Swedish encryption startup Cryptzone is putting some of the money it has spent the last year raising from investors to good use, announcing an overhaul for its enterprise-friendly crypto suite, Secured eFile.
Version 4.0 of the Windows software, which locks into the company's Simple Encryption Platform, features a raft of improvements, such as the ability of secured groups to work offline, synchronisation of a single user between several laptops, desktops and Citrix logins, and better auditing and password recovery.
There are also catch-up features such as Vista support, archiving for secured emails, and a secured recycle bin.
The concept underpinning the product is the need for policy-based encryption for files and folders across laptops, desktops and servers, whilst building in important management elements such as password recovery and auditing.
Although not well known outside its Swedish homeland, the Simple Encryption Platform competes with established players such as PGP Corporation , albeit without having the latter's range of encryption off-shoots such as whole-disk encryption and endpoint control.

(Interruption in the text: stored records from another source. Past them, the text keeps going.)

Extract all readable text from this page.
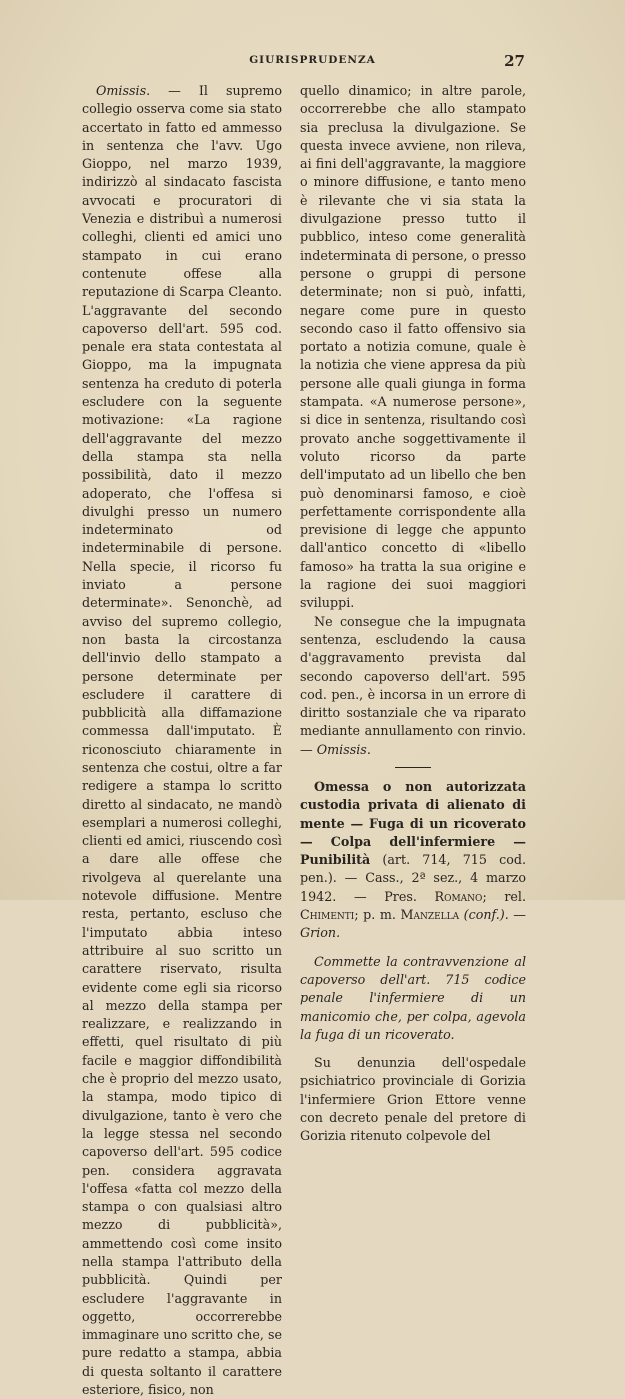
GIURISPRUDENZA	27

Omissis. — Il supremo collegio osserva come sia stato accertato in fatto ed ammesso in sentenza che l'avv. Ugo Gioppo, nel marzo 1939, indirizzò al sindacato fascista avvocati e procuratori di Venezia e distribuì a numerosi colleghi, clienti ed amici uno stampato in cui erano contenute offese alla reputazione di Scarpa Cleanto. L'aggravante del secondo capoverso dell'art. 595 cod. penale era stata contestata al Gioppo, ma la impugnata sentenza ha creduto di poterla escludere con la seguente motivazione: «La ragione dell'aggravante del mezzo della stampa sta nella possibilità, dato il mezzo adoperato, che l'offesa si divulghi presso un numero indeterminato od indeterminabile di persone. Nella specie, il ricorso fu inviato a persone determinate». Senonchè, ad avviso del supremo collegio, non basta la circostanza dell'invio dello stampato a persone determinate per escludere il carattere di pubblicità alla diffamazione commessa dall'imputato. È riconosciuto chiaramente in sentenza che costui, oltre a far redigere a stampa lo scritto diretto al sindacato, ne mandò esemplari a numerosi colleghi, clienti ed amici, riuscendo così a dare alle offese che rivolgeva al querelante una notevole diffusione. Mentre resta, pertanto, escluso che l'imputato abbia inteso attribuire al suo scritto un carattere riservato, risulta evidente come egli sia ricorso al mezzo della stampa per realizzare, e realizzando in effetti, quel risultato di più facile e maggior diffondibilità che è proprio del mezzo usato, la stampa, modo tipico di divulgazione, tanto è vero che la legge stessa nel secondo capoverso dell'art. 595 codice pen. considera aggravata l'offesa «fatta col mezzo della stampa o con qualsiasi altro mezzo di pubblicità», ammettendo così come insito nella stampa l'attributo della pubblicità. Quindi per escludere l'aggravante in oggetto, occorrerebbe immaginare uno scritto che, se pure redatto a stampa, abbia di questa soltanto il carattere esteriore, fisico, non

quello dinamico; in altre parole, occorrerebbe che allo stampato sia preclusa la divulgazione. Se questa invece avviene, non rileva, ai fini dell'aggravante, la maggiore o minore diffusione, e tanto meno è rilevante che vi sia stata la divulgazione presso tutto il pubblico, inteso come generalità indeterminata di persone, o presso persone o gruppi di persone determinate; non si può, infatti, negare come pure in questo secondo caso il fatto offensivo sia portato a notizia comune, quale è la notizia che viene appresa da più persone alle quali giunga in forma stampata. «A numerose persone», si dice in sentenza, risultando così provato anche soggettivamente il voluto ricorso da parte dell'imputato ad un libello che ben può denominarsi famoso, e cioè perfettamente corrispondente alla previsione di legge che appunto dall'antico concetto di «libello famoso» ha tratta la sua origine e la ragione dei suoi maggiori sviluppi.

Ne consegue che la impugnata sentenza, escludendo la causa d'aggravamento prevista dal secondo capoverso dell'art. 595 cod. pen., è incorsa in un errore di diritto sostanziale che va riparato mediante annullamento con rinvio. — Omissis.

Omessa o non autorizzata custodia privata di alienato di mente — Fuga di un ricoverato — Colpa dell'infermiere — Punibilità (art. 714, 715 cod. pen.). — Cass., 2ª sez., 4 marzo 1942. — Pres. Romano; rel. Chimenti; p. m. Manzella (conf.). — Grion.

Commette la contravvenzione al capoverso dell'art. 715 codice penale l'infermiere di un manicomio che, per colpa, agevola la fuga di un ricoverato.

Su denunzia dell'ospedale psichiatrico provinciale di Gorizia l'infermiere Grion Ettore venne con decreto penale del pretore di Gorizia ritenuto colpevole del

"Protecting intellectual property and customer data are top security concerns for any business today. Recent high profile data loss incidents could all have been avoided if files and folders had been encrypted" said Cryptzone CEO Peter Davin, in the product's official release.
"Our enterprise file encryption solutions have been designed to combine a high level of security with maximum user transparency, so that implementation does not affect the normal working routine," he said.

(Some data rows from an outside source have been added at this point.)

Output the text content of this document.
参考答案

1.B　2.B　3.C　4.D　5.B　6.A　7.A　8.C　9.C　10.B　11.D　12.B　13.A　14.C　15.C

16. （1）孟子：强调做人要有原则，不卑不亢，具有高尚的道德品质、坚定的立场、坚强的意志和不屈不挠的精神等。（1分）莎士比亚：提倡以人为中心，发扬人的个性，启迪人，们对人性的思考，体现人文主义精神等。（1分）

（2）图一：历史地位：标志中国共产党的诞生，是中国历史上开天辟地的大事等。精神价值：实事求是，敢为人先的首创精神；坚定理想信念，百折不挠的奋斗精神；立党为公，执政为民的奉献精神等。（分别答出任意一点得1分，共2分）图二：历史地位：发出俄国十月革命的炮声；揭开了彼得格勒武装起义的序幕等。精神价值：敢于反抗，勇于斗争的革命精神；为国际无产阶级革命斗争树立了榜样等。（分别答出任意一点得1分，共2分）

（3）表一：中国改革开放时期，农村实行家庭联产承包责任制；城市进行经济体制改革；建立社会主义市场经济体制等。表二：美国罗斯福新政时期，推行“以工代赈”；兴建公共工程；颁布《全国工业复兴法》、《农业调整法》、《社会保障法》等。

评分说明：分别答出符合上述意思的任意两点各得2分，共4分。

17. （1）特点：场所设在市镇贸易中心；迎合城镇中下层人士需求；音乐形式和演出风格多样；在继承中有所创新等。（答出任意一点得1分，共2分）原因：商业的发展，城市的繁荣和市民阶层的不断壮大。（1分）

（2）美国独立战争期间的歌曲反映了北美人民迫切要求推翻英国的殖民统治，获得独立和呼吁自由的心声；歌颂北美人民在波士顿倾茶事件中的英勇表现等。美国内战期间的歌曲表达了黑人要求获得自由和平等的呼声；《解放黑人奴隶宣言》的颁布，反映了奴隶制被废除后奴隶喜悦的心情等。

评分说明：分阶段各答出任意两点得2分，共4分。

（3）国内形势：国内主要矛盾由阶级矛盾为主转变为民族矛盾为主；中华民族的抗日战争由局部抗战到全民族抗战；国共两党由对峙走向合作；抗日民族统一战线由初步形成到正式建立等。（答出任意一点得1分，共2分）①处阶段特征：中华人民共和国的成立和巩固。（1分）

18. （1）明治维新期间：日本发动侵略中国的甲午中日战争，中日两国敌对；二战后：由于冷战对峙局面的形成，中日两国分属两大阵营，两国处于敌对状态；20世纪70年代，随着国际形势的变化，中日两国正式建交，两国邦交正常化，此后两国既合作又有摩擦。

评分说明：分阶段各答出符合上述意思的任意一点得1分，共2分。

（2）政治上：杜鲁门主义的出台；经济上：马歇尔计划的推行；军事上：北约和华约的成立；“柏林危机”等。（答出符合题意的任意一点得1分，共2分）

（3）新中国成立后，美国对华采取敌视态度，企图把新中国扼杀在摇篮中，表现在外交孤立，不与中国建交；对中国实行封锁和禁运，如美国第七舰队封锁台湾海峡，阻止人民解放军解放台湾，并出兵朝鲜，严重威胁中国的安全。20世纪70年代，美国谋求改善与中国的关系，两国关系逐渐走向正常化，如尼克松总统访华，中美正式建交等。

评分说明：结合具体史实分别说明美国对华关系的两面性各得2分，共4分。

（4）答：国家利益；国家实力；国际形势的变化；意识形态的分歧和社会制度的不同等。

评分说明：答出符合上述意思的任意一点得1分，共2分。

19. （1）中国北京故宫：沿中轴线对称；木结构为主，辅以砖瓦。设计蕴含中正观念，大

Secured eFile does now include an increasingly important feature also found on PGP's platform, namely to track who is encrypting what without interfering with their use of documents. The program supports office file formats such as Word, Excel and PowerPoint as well as database files.
Cryptzone's image in the important US market will have been done no harm by its recently-announced partnership with US company Dox Electronics, whose contracts give the Swedish company access to US government purchasers.